O contexto da fala diz respeito a possíveis incertezas econômicas e contaminações que possam ocorrer por conta da “quase quebra” de dois bancos nos EUA, na última semana.
Acontece que a autoridade regulatória norte-americana precisou fechar o Signature Bank, com sede em Nova York, bem como o Silicon Valley Bank, que costumava financiar startups.
Por conta disso, o governo dos EUA tem feito um esforço atípico para assegurar a saúde do mercado financeiro, bem como dos Treasuries, que são títulos do Tesouro.
Nesta manhã, por exemplo, o presidente Joe Biden foi a público acalmar os correntistas e disse que todos terão acesso aos seus créditos.
Na última semana, em caráter de urgência, a autoridade regulatória precisou abrir um banco para transferir as operações das instituições encerradas para este, de maneira a controlar com mais assertividade as operações.
Na sequência, o governo e agentes de mercado já anunciaram a venda destes ativos e o HSBC de Londres adquiriu a unidade do Silicon Valley Bank no Reino Unido.
Os investidores, por sua vez, incluindo os brasileiros, acompanham o desenrolar dos fatos, e os mercados seguem com cautela nesta data.

‘Gordura’ para queimar juros
Em relação a Haddad, o ministro tem se mostrado otimista e passado confiança ao mercado. Ele disse, inclusive, que não vê risco de uma crise sistêmica na economia global por conta destes eventos.

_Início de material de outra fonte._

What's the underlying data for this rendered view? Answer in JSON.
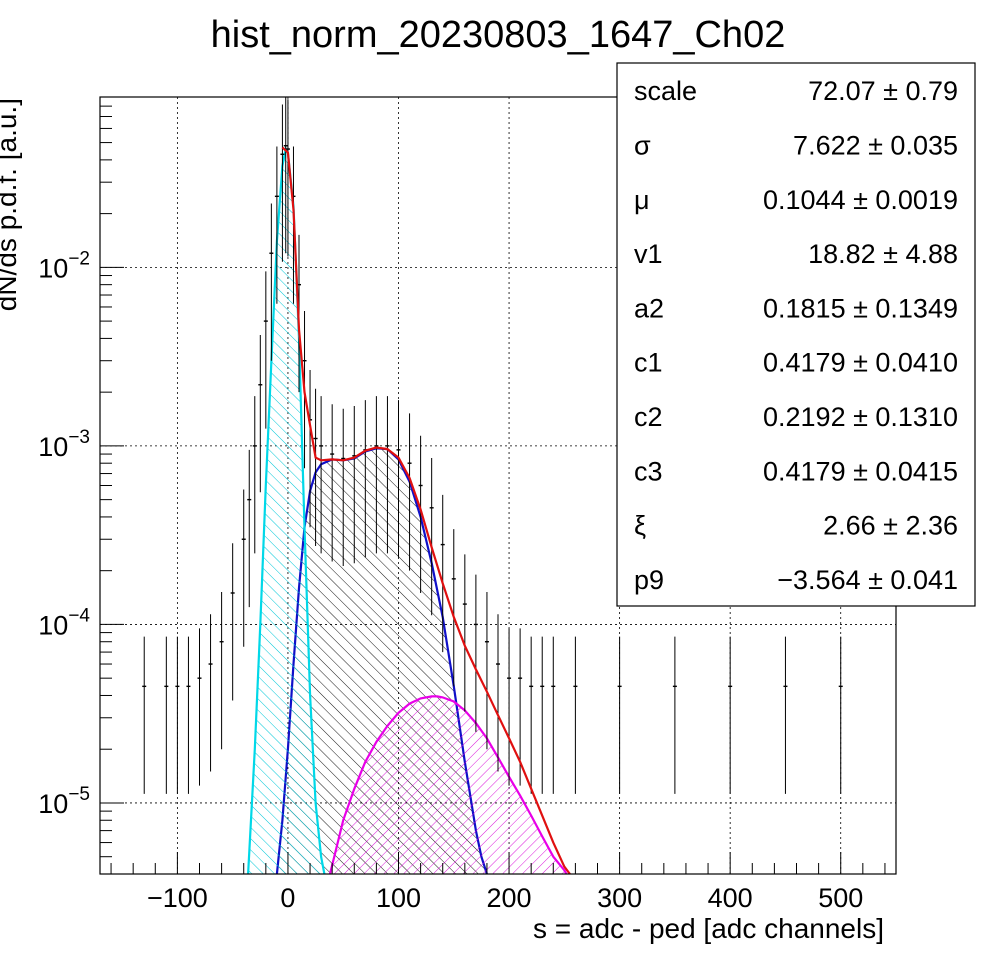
{
  "chart_data": {
    "type": "histogram",
    "title": "hist_norm_20230803_1647_Ch02",
    "xlabel": "s = adc - ped [adc channels]",
    "ylabel": "dN/ds p.d.f. [a.u.]",
    "xlim": [
      -170,
      550
    ],
    "ylim": [
      4e-06,
      0.09
    ],
    "yscale": "log",
    "grid": true,
    "x_ticks": [
      -100,
      0,
      100,
      200,
      300,
      400,
      500
    ],
    "x_tick_labels": [
      "−100",
      "0",
      "100",
      "200",
      "300",
      "400",
      "500"
    ],
    "y_ticks": [
      1e-05,
      0.0001,
      0.001,
      0.01
    ],
    "y_tick_labels": [
      {
        "base": "10",
        "exp": "−5"
      },
      {
        "base": "10",
        "exp": "−4"
      },
      {
        "base": "10",
        "exp": "−3"
      },
      {
        "base": "10",
        "exp": "−2"
      }
    ],
    "stats_box": {
      "position": "top-right",
      "rows": [
        {
          "name": "scale",
          "value": "72.07 ± 0.79"
        },
        {
          "name": "σ",
          "value": "7.622 ± 0.035"
        },
        {
          "name": "μ",
          "value": "0.1044 ± 0.0019"
        },
        {
          "name": "v1",
          "value": "18.82 ± 4.88"
        },
        {
          "name": "a2",
          "value": "0.1815 ± 0.1349"
        },
        {
          "name": "c1",
          "value": "0.4179 ± 0.0410"
        },
        {
          "name": "c2",
          "value": "0.2192 ± 0.1310"
        },
        {
          "name": "c3",
          "value": "0.4179 ± 0.0415"
        },
        {
          "name": "ξ",
          "value": "2.66 ± 2.36"
        },
        {
          "name": "p9",
          "value": "−3.564 ± 0.041"
        }
      ]
    },
    "series": [
      {
        "color": "#000000",
        "style": "data-with-errors",
        "x": [
          -130,
          -110,
          -100,
          -90,
          -80,
          -70,
          -60,
          -50,
          -40,
          -35,
          -30,
          -25,
          -20,
          -15,
          -10,
          -5,
          -2,
          0,
          5,
          10,
          15,
          20,
          25,
          30,
          40,
          50,
          60,
          70,
          80,
          90,
          100,
          110,
          120,
          130,
          140,
          150,
          160,
          170,
          180,
          190,
          200,
          210,
          220,
          230,
          240,
          260,
          300,
          350,
          400,
          450,
          500
        ],
        "y": [
          4.5e-05,
          4.5e-05,
          4.5e-05,
          4.5e-05,
          5e-05,
          6e-05,
          8e-05,
          0.00015,
          0.0003,
          0.0005,
          0.001,
          0.0022,
          0.005,
          0.012,
          0.025,
          0.043,
          0.048,
          0.046,
          0.025,
          0.008,
          0.003,
          0.0014,
          0.0011,
          0.001,
          0.0009,
          0.00085,
          0.00088,
          0.00095,
          0.001,
          0.001,
          0.00095,
          0.0008,
          0.0006,
          0.00045,
          0.00028,
          0.00018,
          0.00013,
          0.0001,
          8e-05,
          6e-05,
          5e-05,
          5e-05,
          4.5e-05,
          4.5e-05,
          4.5e-05,
          4.5e-05,
          4.5e-05,
          4.5e-05,
          4.5e-05,
          4.5e-05,
          4.5e-05
        ]
      },
      {
        "color": "#e01010",
        "style": "line",
        "x": [
          -5,
          0,
          5,
          10,
          15,
          20,
          25,
          30,
          40,
          50,
          60,
          70,
          80,
          90,
          100,
          110,
          120,
          130,
          140,
          150,
          160,
          170,
          180,
          190,
          200,
          210,
          220,
          230,
          240,
          250,
          255
        ],
        "y": [
          0.047,
          0.044,
          0.021,
          0.0045,
          0.002,
          0.0013,
          0.00086,
          0.00083,
          0.00084,
          0.00083,
          0.00086,
          0.00094,
          0.00098,
          0.00096,
          0.00086,
          0.00066,
          0.00044,
          0.00027,
          0.00017,
          0.00011,
          7.6e-05,
          5.6e-05,
          4.2e-05,
          3.1e-05,
          2.3e-05,
          1.7e-05,
          1.2e-05,
          8.5e-06,
          6e-06,
          4.4e-06,
          4e-06
        ]
      },
      {
        "color": "#00d8e8",
        "style": "filled-hatched",
        "x": [
          -36,
          -30,
          -25,
          -20,
          -15,
          -10,
          -5,
          -2,
          0,
          5,
          10,
          15,
          20,
          25,
          30,
          33
        ],
        "y": [
          4e-06,
          2e-05,
          0.0001,
          0.0006,
          0.003,
          0.014,
          0.037,
          0.046,
          0.044,
          0.022,
          0.004,
          0.00035,
          4e-05,
          1e-05,
          5e-06,
          4e-06
        ]
      },
      {
        "color": "#1010c8",
        "style": "filled-hatched",
        "x": [
          -10,
          -5,
          0,
          5,
          10,
          15,
          20,
          25,
          30,
          40,
          50,
          60,
          70,
          80,
          90,
          100,
          110,
          120,
          130,
          140,
          150,
          160,
          170,
          175,
          180
        ],
        "y": [
          4e-06,
          8e-06,
          2e-05,
          6e-05,
          0.00016,
          0.00035,
          0.00056,
          0.00071,
          0.00079,
          0.00084,
          0.00083,
          0.00085,
          0.00093,
          0.00097,
          0.00096,
          0.00084,
          0.00063,
          0.0004,
          0.00022,
          0.00011,
          4.5e-05,
          1.7e-05,
          7e-06,
          5e-06,
          4e-06
        ]
      },
      {
        "color": "#e800e8",
        "style": "filled-hatched",
        "x": [
          38,
          50,
          60,
          70,
          80,
          90,
          100,
          110,
          120,
          130,
          135,
          140,
          150,
          160,
          170,
          180,
          190,
          200,
          210,
          220,
          230,
          240,
          250,
          252
        ],
        "y": [
          4e-06,
          8e-06,
          1.2e-05,
          1.7e-05,
          2.2e-05,
          2.7e-05,
          3.2e-05,
          3.6e-05,
          3.85e-05,
          3.95e-05,
          3.95e-05,
          3.9e-05,
          3.7e-05,
          3.3e-05,
          2.8e-05,
          2.3e-05,
          1.8e-05,
          1.4e-05,
          1.1e-05,
          8.5e-06,
          6.5e-06,
          5e-06,
          4.2e-06,
          4e-06
        ]
      }
    ]
  }
}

Ainda assim, é sabido que uma eventual crise bancária nos EUA pode gerar tensões nos mercados, com reflexo nas taxas de juros ao redor do mundo.
Haddad até teceu comentários sobre o Silicon Valley Bank. Para ele, esse é um banco regional, com carteira “descasada” do restante do sistema financeiro.
“Aparentemente, não [vai gerar crise sistêmica]. Não vi ninguém tratar como Lehman Brothers, é grave o que aconteceu”, declarou.
Sobre os juros brasileiros
Em se tratando dos juros brasileiros, atualmente em 13,75% ao ano, há uma pressão por parte do governo do presidente Luiz Inácio Lula da Silva, e sua equipe, para que os dirigentes do Banco Central (BC) reduzam a Selic, que é a taxa oficial do país. Há uma premissa de que os juros deveriam, neste momento, operar na casa dos 6% e esta diferença é a tal “gordura” de que Haddad fala. Os diretores do BC, por sua vez, sustentam os juros altos alegando conter a inflação.
“Hoje haveria pouco espaço para redução da taxa de juros no mundo e uma gordura no Brasil, tomando as providências que tem de ser tomadas. Penso que temos um espaço que o mundo não tem”, disse.